The Cape Wind Project would erect 130 windmills in Nantucket Sound and could provide three-fourths of the power needed by Cape Cod and nearby islands, which is now largely supplied by coal-fired plants.
But Rep. Don Young, R-Alaska, chairman of the House Transportation and Infrastructure Committee, has called for a ban on all wind turbines within 1.5 nautical miles of shipping and ferry lanes, The Washington Post reports.
Young cited research in Britain suggesting that the wind turbines' huge blades could interfere with shipboard radar, and he singled out the Cape Wind site - close to sea routes between the Cape and the islands of Nantucket and Martha's Vineyard - as especially unsafe.
Cape Wind officials call Young's concerns a "pretext" for killing the project, according to the Post, and point out that in 2003 a contractor for the Army Corps of Engineers stated that the wind farm "is not expected to create negative impacts to navigational safety."
But the project had a powerful enemy in Sen. Kennedy, who has voiced strong support for alternative energy projects - as long as they are not in his backyard.
In his book "Do As I Say (Not As I Do): Profiles in Liberal Hypocrisy," author Peter Schweizer first disclosed: "Senator Kennedy has introduced dozens of pieces of legislation over the years to encourage the development of solar, hydrogen, and wind as alternatives to oil and coal."

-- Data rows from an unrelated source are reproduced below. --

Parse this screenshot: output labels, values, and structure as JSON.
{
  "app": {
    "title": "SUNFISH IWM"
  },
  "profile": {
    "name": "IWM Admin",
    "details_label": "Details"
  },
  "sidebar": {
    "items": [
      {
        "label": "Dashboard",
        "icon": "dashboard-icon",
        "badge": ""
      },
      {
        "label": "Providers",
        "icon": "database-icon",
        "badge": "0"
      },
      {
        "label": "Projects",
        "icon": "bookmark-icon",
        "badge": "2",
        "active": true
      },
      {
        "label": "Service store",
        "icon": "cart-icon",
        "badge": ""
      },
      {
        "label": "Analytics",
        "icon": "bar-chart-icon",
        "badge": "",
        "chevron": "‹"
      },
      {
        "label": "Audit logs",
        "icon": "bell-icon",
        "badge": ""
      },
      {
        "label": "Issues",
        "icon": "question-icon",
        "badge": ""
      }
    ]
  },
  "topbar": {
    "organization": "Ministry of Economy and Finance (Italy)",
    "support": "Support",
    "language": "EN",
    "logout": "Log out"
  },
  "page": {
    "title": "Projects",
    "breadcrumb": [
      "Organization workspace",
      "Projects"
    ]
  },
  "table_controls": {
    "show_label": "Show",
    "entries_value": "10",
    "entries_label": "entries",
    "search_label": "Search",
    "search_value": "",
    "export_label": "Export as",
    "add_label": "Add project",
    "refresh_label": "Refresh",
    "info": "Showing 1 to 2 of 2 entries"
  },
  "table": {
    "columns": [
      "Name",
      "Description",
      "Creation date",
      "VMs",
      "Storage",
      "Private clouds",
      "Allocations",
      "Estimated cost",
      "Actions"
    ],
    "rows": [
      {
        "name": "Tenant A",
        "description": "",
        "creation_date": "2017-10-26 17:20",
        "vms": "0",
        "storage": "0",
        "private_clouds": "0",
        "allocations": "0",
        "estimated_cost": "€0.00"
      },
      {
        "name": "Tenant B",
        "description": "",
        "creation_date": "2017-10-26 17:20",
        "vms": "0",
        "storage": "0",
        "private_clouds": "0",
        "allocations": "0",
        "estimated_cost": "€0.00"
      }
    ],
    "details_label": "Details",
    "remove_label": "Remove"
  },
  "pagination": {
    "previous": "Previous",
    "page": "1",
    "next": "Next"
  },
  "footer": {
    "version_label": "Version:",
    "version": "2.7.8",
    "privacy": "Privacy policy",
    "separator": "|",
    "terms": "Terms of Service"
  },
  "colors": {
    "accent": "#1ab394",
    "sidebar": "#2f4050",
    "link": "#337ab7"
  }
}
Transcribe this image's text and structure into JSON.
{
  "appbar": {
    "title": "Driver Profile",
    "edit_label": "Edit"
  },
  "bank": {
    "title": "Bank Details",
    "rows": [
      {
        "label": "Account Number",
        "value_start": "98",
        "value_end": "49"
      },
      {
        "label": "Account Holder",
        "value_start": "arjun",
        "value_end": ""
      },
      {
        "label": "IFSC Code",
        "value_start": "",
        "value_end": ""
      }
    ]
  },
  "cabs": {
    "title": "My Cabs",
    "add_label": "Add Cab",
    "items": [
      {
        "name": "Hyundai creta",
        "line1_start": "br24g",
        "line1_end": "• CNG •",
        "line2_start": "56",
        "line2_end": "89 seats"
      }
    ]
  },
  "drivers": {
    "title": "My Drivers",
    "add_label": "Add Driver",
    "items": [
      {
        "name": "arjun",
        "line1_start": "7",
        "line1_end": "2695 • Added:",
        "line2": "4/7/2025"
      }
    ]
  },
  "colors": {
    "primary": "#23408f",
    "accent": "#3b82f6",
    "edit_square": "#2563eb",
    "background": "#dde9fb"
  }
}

Why, then, would Kennedy oppose the Cape Wind Project?
"The wind turbines would be built in Nantucket Sound, about six miles off the coast from the Kennedy compound in Hyannis," Schweizer explains.
"The problem was not aesthetic; the Kennedys wouldn't be able to actually see the turbines from their home. Instead Robert Kennedy Jr., who had been beating the drum for alternative sources of energy for more than a decade, complained that the project would be built in one of the family's favorite sailing and yachting areas."
Sen. Kennedy publicly called for further study of the project - but "privately, he tried to get the study canceled," Schweizer writes.
The federal Minerals Management Service is expected to issue a final verdict on the project early next year.
Nathanael Greene, a senior policy analyst at the Natural Resources Defense Council, told the Post: "This is sort of backdoor politics at its worst, for the worst possible reasons."